There are cities people talk about as if they have a soul – New York, New Orleans, Paris, Budapest – collections of stone and steel that set the heart to yearning when distanced for too long.
Dirty, crowded, crime-ridden, expensive – those who have bonded with the stone and the steel love the metrapole morning breath and all. They love it not just because it is home and all the folks of home live there, but because the city itself is a member of the family.
Mumbai, I think, is one of those cities.
A few years ago I read Gregory David Roberts’s novel Shantaram and my interest in Mumbai was piqued. Now I’m reading Vikram Chandra’s Sacred Games and I have a full-blown crush on Mumbai. In both novels, the city is as much a character as any of the people in the thousand pages of narrative.
Shantaram idealized the city and people, yet showed both warts and all. Sacred Games has a much less heavy hand. Roberts’s is trying to seduce us with Mumbai; Chandra is coy. Still, both portray Mumbai as the raandi with the heart of gold.
Over the years, I’ve fallen deeply in love with places because of a book; places I’d never seen. Early on it was Cornwall and London; later St. Petersburg and Geneva. With those great cities, I fell in love with them as they were a century or two ago. This Mumbai affair is for the Mumbai of now.
Of the cities I’ve mentioned, I did get to see London, but my time there was too short and the opportunities to explore too limited. I left astounded that I liked the modern city and not just the ancient one that lived in my head. I didn’t fall in love with New York until after I’d visited, but now I can read novels set in the city and they’re richer, fuller.
I have a yearning to visit Mumbai – a city that will make my heart simultaneously soar and break. I can’t foresee the when or the how of Mumbai and I meeting, but I can daydream in the vivid colors, scents and textures that are India in general, and Mumbai in particular.

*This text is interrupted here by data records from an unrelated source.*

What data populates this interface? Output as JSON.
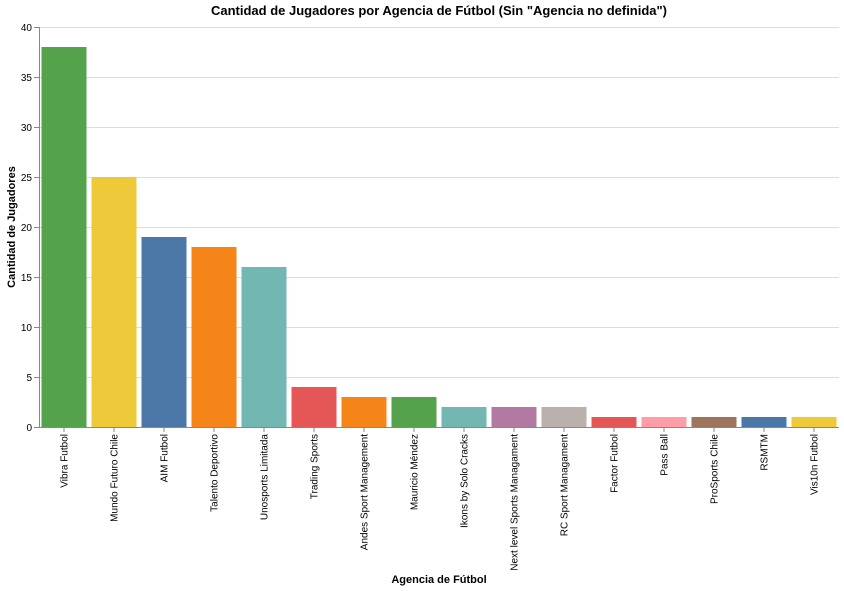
{
  "chart_data": {
    "type": "bar",
    "title": "Cantidad de Jugadores por Agencia de Fútbol (Sin \"Agencia no definida\")",
    "xlabel": "Agencia de Fútbol",
    "ylabel": "Cantidad de Jugadores",
    "ylim": [
      0,
      40
    ],
    "yticks": [
      0,
      5,
      10,
      15,
      20,
      25,
      30,
      35,
      40
    ],
    "grid": true,
    "categories": [
      "Vibra Futbol",
      "Mundo Futuro Chile",
      "AIM Futbol",
      "Talento Deportivo",
      "Unosports Limitada",
      "Trading Sports",
      "Andes Sport Management",
      "Mauricio Méndez",
      "Ikons by Solo Cracks",
      "Next level Sports Managament",
      "RC Sport Managament",
      "Factor Futbol",
      "Pass Ball",
      "ProSports Chile",
      "RSMTM",
      "Vis10n Futbol"
    ],
    "values": [
      38,
      25,
      19,
      18,
      16,
      4,
      3,
      3,
      2,
      2,
      2,
      1,
      1,
      1,
      1,
      1
    ],
    "colors": [
      "#54a24b",
      "#eeca3b",
      "#4c78a8",
      "#f58518",
      "#72b7b2",
      "#e45756",
      "#f58518",
      "#54a24b",
      "#72b7b2",
      "#b279a2",
      "#bab0ac",
      "#e45756",
      "#ff9da6",
      "#9d755d",
      "#4c78a8",
      "#eeca3b"
    ]
  }
}
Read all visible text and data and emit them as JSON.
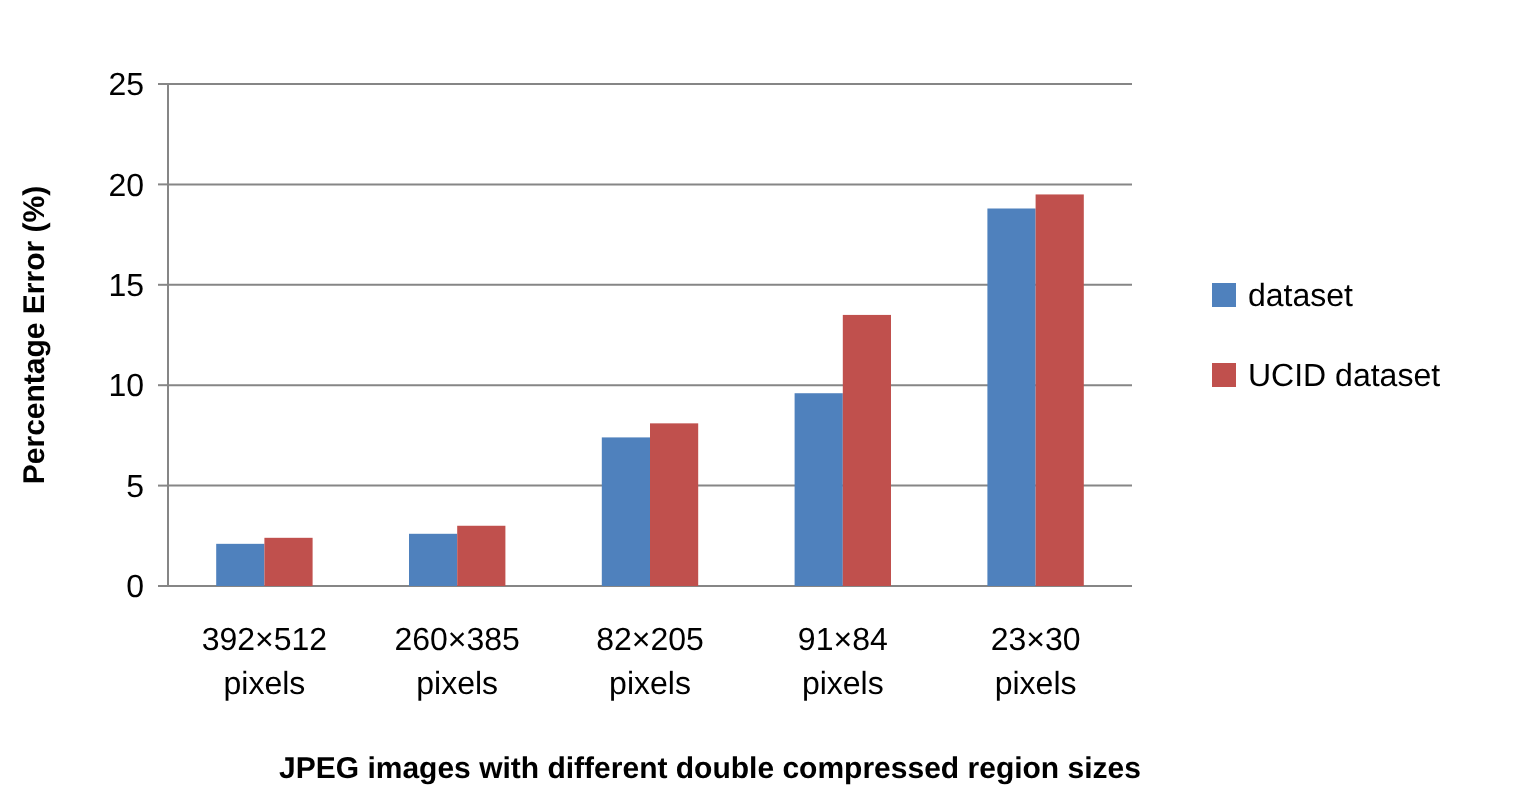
{
  "chart_data": {
    "type": "bar",
    "xlabel": "JPEG images with different double compressed region sizes",
    "ylabel": "Percentage Error (%)",
    "categories": [
      "392×512 pixels",
      "260×385 pixels",
      "82×205 pixels",
      "91×84 pixels",
      "23×30 pixels"
    ],
    "series": [
      {
        "name": "dataset",
        "color": "#4f81bd",
        "values": [
          2.1,
          2.6,
          7.4,
          9.6,
          18.8
        ]
      },
      {
        "name": "UCID dataset",
        "color": "#c0504d",
        "values": [
          2.4,
          3.0,
          8.1,
          13.5,
          19.5
        ]
      }
    ],
    "ylim": [
      0,
      25
    ],
    "yticks": [
      0,
      5,
      10,
      15,
      20,
      25
    ],
    "grid": "y",
    "legend": "right"
  }
}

I wish I could write with such ease, set me right down in a pleasant receptive state of mind. Your observations, reflections mirror What Paul Bowles did for me, and my love for Northern Africa and no I haven’t been there…but I will.
Well, thank you. And now I have to look up Paul Bowles.
Welcome to the blog.
My first LOVE of a place came in the 5th grade when our teacher read Misty of Chincoteague to us. I vowed I would someday go to school there. I was living in a suburb of Buffalo, NY at the time, soon to move to Maine. Millions of miles (and a few years later) I graduated from high school in Ankara, Turkey, came back to the states for college, fully intending to return to Turkey to teach in the American school there… but fell in love with a Virginian, moved to the shore, and my first school……………..
my first day of teaching…………
was at Chincoteague High School. Who’d’a thunk it?
Soooo, you just might end up in Mumbai! Who knows?
I just love how circular life is at times.
When I was 16, I went to Morelia, Mexico and fell completely in love with Mexico – the people, the place, the food, the everything. Just the other day I was reading that Morelia is a peachy place for U.S. citizens to retire if they don’t expect to have much more than social security to live on.
For years now I’ve said I expect to be a burden to society in my old age, but perhaps not – not if I can inflict myself on unsuspecting Mexicans in a charming Colonial town.
The trick is to figure out how to afford to live here now.
But I really do have a head of steam building up about Mumbai. I figured airfare would be the biggest expense, but it turns out hotels are more than I thought they would be.